Blog

11May
2007
Scorpio File I/O Enhancements

At one of the usergroup sessions this week someone asked if there was a way to get file information (size, date time, etc.) easily using a function. I said they should use <CFDIRECTORY>, but afterwards remembered that we did indeed add a new function to Scorpio called GetFileInfo() which returns a structure containing:

  • canread
  • canwrite
  • ishidden
  • lastmodified
  • name
  • parent
  • path
  • size
  • type

Which makes this a good opportunity to review some of the file i/o changes coming in Scorpio.

For starters, if you have ever had to work with large text files in ColdFusion (maybe parsing a large CSV file) you'll know that doing so is very inefficient. You probably use code like this:

view plain print about
1<!--- Read entire file --->
2<cffile action="read"
3    file="#fileName#"
4    variable="myFile">

5<!--- Loop through file variable one line at a time --->
6<cfloop list="#myFile#"
7    index="line"
8    delimiters="#chr(10)##chr(13)#">

9    <!--- Do stuff with line here --->
10    ...
11</cfloop>

This is slow for two reasons. Not only does ColdFusion read the entire file into memory in a variable all at once, but also looping through the file requires treating it as a list which involves lots of parsing which can also be resource intensive.

Well, inefficient no more. In ColdFusion Scorpio you'll be able to replace the above code block with this:

view plain print about
1<!--- Loop through file one line at a time --->
2<cfloop file="#fileName#"
3    index="line">

4    <!--- Do stuff with line here --->
5    ...
6</cfloop>

This code block open the file, reads one line at a time, and closes it when done. I actually used this myself recently in a ColdFusion code snippet that had to parse a massive tab delimited file, turning each line into a query row. Replacing the old <CFFILE> <CFLOOP> with a new <CFFILE FILE=> cut down processing time from several minutes to under 10 seconds.
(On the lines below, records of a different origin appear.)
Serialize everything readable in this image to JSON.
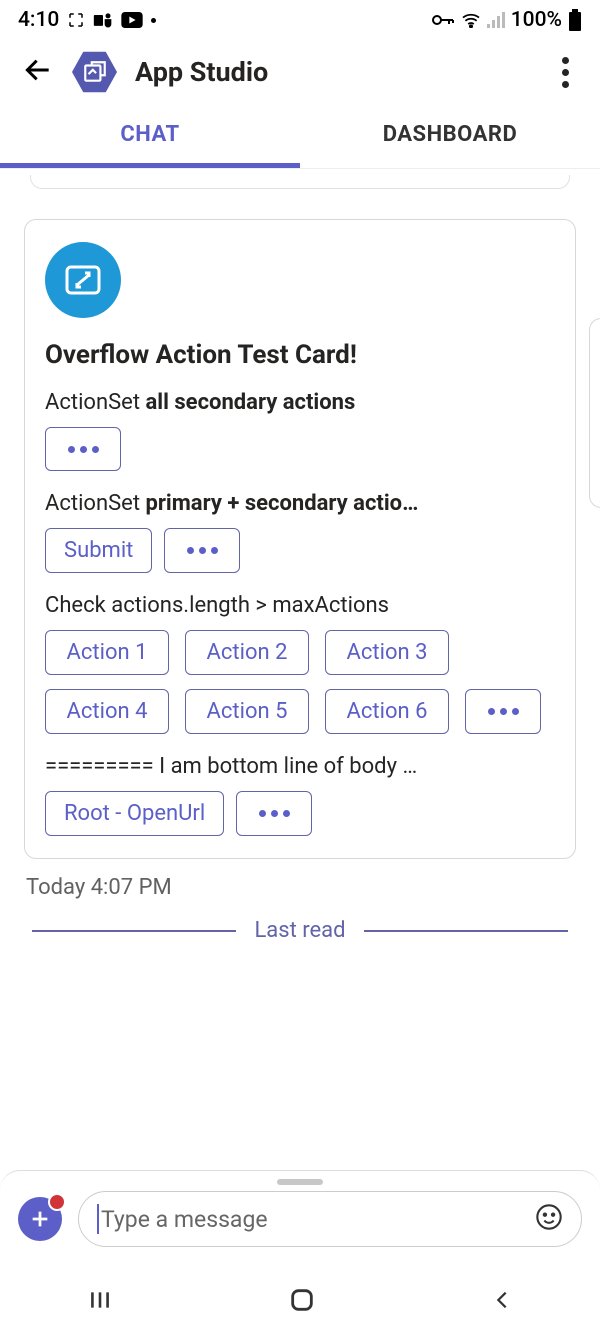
{
  "status": {
    "time": "4:10",
    "battery": "100%"
  },
  "app": {
    "title": "App Studio"
  },
  "tabs": {
    "chat": "CHAT",
    "dashboard": "DASHBOARD"
  },
  "card": {
    "title": "Overflow Action Test Card!",
    "section1_prefix": "ActionSet ",
    "section1_bold": "all secondary actions",
    "section2_prefix": "ActionSet ",
    "section2_bold": "primary + secondary actio…",
    "submit": "Submit",
    "section3": "Check actions.length > maxActions",
    "actions": {
      "a1": "Action 1",
      "a2": "Action 2",
      "a3": "Action 3",
      "a4": "Action 4",
      "a5": "Action 5",
      "a6": "Action 6"
    },
    "bottom_line": "========= I am bottom line of body …",
    "root_openurl": "Root - OpenUrl"
  },
  "timestamp": "Today 4:07 PM",
  "last_read": "Last read",
  "composer": {
    "placeholder": "Type a message"
  }
}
Oh, and although reading files line by line is the more common use case, you can also read by n characters at a time, like this:

view plain print about
1<!--- Loop through file 100 characters at a time --->
2<cfloop file="#fileName#"
3    index="chars"
4    characters="100">

5    <!--- Do stuff with line here --->
6    ...
7</cfloop>

In addition to the <CFLOOP> enhancements, we've also added lots of new file i/o functions that you can use to access and manipulate files directly. The new functions include:

  • FileClose()
  • FileCopy()
  • FileDelete()
  • FileIsEOF()
  • FileMove()
  • FileOpen()
  • FileRead()
  • FileReadBinary()
  • FileReadLine()
  • FileSetAccessMode()
  • FileSetAttribute()
  • FileSetLastModified()
  • FileWrite()
  • GetFileInfo()
  • IsImageFile()
  • IsPDFFile()

Comments (11)



  • Rob Wilkerson

    Am I safe in assuming that the file loop releases each line from memory when it's processing completes? Otherwise the memory issues will persist, but you didn't mention it explicitly so I thought I'd verify.

  • Ben Forta

    Rob, yes, it reads a line at a time, it does not keep previously read lines in memory, and so it does indeed solve that memory issue.

    --- Ben

    #2Posted by Ben Forta | May 11, 2007, 01:16 PM
  • Rick Root

    Ben, this is awesome. I especially like being able to do file/directory operations in cfscript without having a bunch of UDFs!

    #3Posted by Rick Root | May 11, 2007, 01:19 PM
  • tony of the weeg clan

    you have just made my day! thanks for the info ben.

  • Damien Jorgensen

    I cant wait to see the performace increase when dealing with CSV style files

  • Stephen Cassady

    Arrgh. So just release the @#$%@$#%^ thing already! :-)
    Seriously, looks like we're getting some very nice robust enhancements.
    Some which I can use like now! :-0

    Anyways, I do look forward to the release and your teaser points are nice to read. It's comforting to know the there are advantages to an owned and fiscally supported product - ie: features, and that Adobe's first full release under their own name (I think the current version has one of Adobe's longest official products names, something like "Macromedia ColdFusion MX 7 Standard Edition By Adobe", or something like that) should be a substantial re-launch for the product.

  • James Holmes

    In the words or Dr Who, "Fantastic!"

  • Marko

    Oh boy, this is going to solve so many problems I've had in the past using cffile/cfloop.
    Fantastic new feature.

    #8Posted by Marko | May 13, 2007, 09:38 AM
  • Shuns

    I am wondering though if there is any functions for directory manipulation to complement then file I/O functions? That would be great also.

    #9Posted by Shuns | May 13, 2007, 09:45 PM
  • Abhi

    Hello Ben
    This is just great work. Thanks for all you did.

    #10Posted by Abhi | May 16, 2007, 05:44 PM
  • Downs

    This is an old thread but I am parsing a large CSV file with data that might contain commas in each quoted string. For instance, one record might look like this: "454454545","Last Name, First Name","City, State" It's the comma INSIDE the quotes that is throwing everything off. How can I allow for this?

    #11Posted by Downs | Mar 10, 2008, 06:35 PM